Sees title. Goes to a diffrerent site.
Returns. Sees post. Runs a marathon.


----------



## Hells Malice (Jul 6, 2012)

Meh. Dozens of sites offering the same service already.


----------



## Rockhoundhigh (Jul 6, 2012)

I'm glad, but I really hope it can rise back to prominence after so many people already invested in getting themselves suited to shittier, but still usable file-sharing sites after the fallout.


----------



## Alex221 (Jul 6, 2012)

(And I say) Hell yeah​Hell yeah, hell yeah​Fuckin’ right​Fuckin’ right, all right​(And we say) Hell yeah​Hell yeah, hell yeah​Fuckin’ right​Fuckin’ right, all right​​


----------



## darkangel5000 (Jul 7, 2012)

Honeypot detected. 'Nuff said.


----------



## ZAFDeltaForce (Jul 7, 2012)

pyromaniac123 said:


> Free of charge? I doubt that.


They'd probably screw up the free member features while boosting up the premium member features.
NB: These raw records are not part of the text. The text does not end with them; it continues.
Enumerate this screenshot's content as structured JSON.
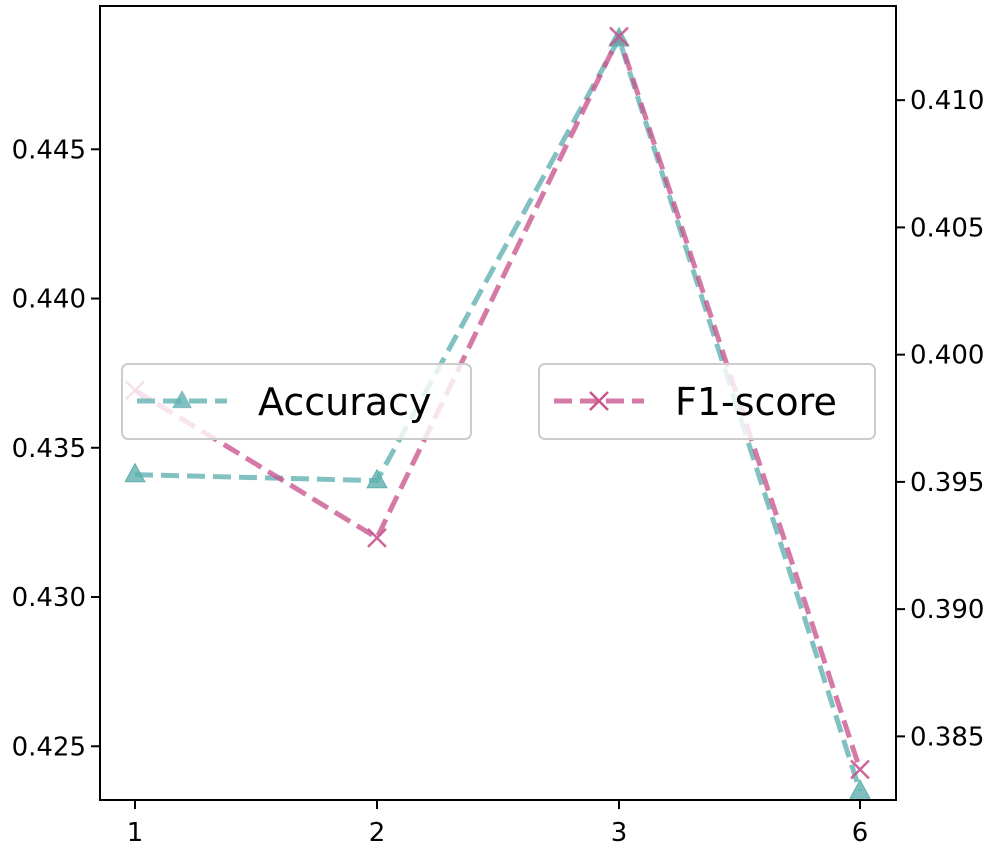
{
  "chart_data": {
    "type": "line",
    "categories": [
      "1",
      "2",
      "3",
      "6"
    ],
    "y_left": {
      "lim": [
        0.4232,
        0.4498
      ],
      "ticks": [
        0.425,
        0.43,
        0.435,
        0.44,
        0.445
      ],
      "tick_labels": [
        "0.425",
        "0.430",
        "0.435",
        "0.440",
        "0.445"
      ]
    },
    "y_right": {
      "lim": [
        0.3825,
        0.4137
      ],
      "ticks": [
        0.385,
        0.39,
        0.395,
        0.4,
        0.405,
        0.41
      ],
      "tick_labels": [
        "0.385",
        "0.390",
        "0.395",
        "0.400",
        "0.405",
        "0.410"
      ]
    },
    "series": [
      {
        "name": "Accuracy",
        "axis": "left",
        "values": [
          0.4341,
          0.4339,
          0.4487,
          0.4235
        ],
        "color": "#5fafaf",
        "marker": "triangle",
        "linestyle": "dashed"
      },
      {
        "name": "F1-score",
        "axis": "right",
        "values": [
          0.3986,
          0.3928,
          0.4125,
          0.3837
        ],
        "color": "#c9558e",
        "marker": "x",
        "linestyle": "dashed"
      }
    ],
    "legends": [
      {
        "series": "Accuracy",
        "placement": "center-left"
      },
      {
        "series": "F1-score",
        "placement": "center-right"
      }
    ],
    "grid": false
  }
}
This is one return I feel ominous about


----------



## Frank Cadena (Jul 7, 2012)

Thing is, the authorities already got what they wanted. A lot of the other file hosting sites went down when Mega was taken down. Filesonic and Wupload to name a few. While yes, if Mega were to never come back other sites will take it's place, the data that are being held by Mega, some of them could never be found other than there.


----------



## SifJar (Jul 7, 2012)

The only reason I care in the slightest is it could potentially fix some of the dead links I have been running into in recent months, and save me time searching for a mirror for the files I'm trying to find. Otherwise, there are already dozens of other file hosting sites where I can upload and download files.


----------



## squall23 (Jul 7, 2012)

Frank Cadena said:


> Thing is, the authorities already got what they wanted. A lot of the other file hosting sites went down when Mega was taken down. Filesonic and Wupload to name a few. While yes, if Mega were to never come back other sites will take it's place, the data that are being held by Mega, some of them could never be found other than there.


But that just means that if MU really does truly come back, it would have less competitors.  Which is a good or bad thing depending on someone's point of view.


----------



## The Milkman (Jul 7, 2012)

This will make pirating free indie games so much easier!


----------